The report comes just before Gov. Gavin Newsom, Bonta and other top Democratic officials will have to defend their policies as they relate to public safety when they face opponents in November.
The new numbers "reflect what Californians have been experiencing every day: a spiral of lawlessness," Nathan Hochman, a former federal prosecutor and former assistant U.S. attorney general, told the Associated Press.
Bonta and Newsom have built gun control policies into their platforms as a suite of gun laws were recently passed following the deadliest mass shooting on an elementary school campus in a decade in Uvalde, Texas earlier this year.
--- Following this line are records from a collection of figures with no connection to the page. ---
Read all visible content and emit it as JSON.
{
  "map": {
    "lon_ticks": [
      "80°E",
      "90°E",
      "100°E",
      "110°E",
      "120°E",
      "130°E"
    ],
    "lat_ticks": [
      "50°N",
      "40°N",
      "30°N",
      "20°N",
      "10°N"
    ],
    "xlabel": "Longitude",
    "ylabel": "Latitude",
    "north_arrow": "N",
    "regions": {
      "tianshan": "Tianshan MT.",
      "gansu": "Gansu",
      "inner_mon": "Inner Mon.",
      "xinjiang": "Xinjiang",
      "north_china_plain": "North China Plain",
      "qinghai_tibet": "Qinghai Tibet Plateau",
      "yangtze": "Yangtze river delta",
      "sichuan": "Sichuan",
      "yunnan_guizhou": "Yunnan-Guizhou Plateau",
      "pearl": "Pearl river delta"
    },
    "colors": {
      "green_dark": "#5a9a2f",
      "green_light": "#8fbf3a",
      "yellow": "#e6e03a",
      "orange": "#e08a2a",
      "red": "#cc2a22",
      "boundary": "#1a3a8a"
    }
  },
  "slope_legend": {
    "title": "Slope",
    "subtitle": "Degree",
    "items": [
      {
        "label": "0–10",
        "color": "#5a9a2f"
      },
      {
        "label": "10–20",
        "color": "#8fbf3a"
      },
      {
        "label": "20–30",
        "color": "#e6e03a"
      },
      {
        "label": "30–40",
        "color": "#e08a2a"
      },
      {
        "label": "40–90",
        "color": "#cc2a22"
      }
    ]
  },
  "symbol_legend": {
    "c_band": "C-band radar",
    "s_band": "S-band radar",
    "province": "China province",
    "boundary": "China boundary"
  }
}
"We all know the gun violence epidemic plaguing communities across our nation is sickening and it’s unacceptable," Bonta said in San Diego on Thursday.
The number of violent crimes per 100,000 people increased 6.7 percent from 437 in 2020 to 466.2 in 2021, which also remains below the state's high of 1,103.9 in 1992. Property crime increased 3 percent.
Meanwhile, the state's arrest rate decreased from 2,812.3 per 100,000 people in 2020 to 2,606.3 per 100,000 in 2021. Numbers show a downward trend since 2004.
A drop in arrests of juveniles has also fallen in recent years from a near 63,000 in 2016 to less than 20,000 last year.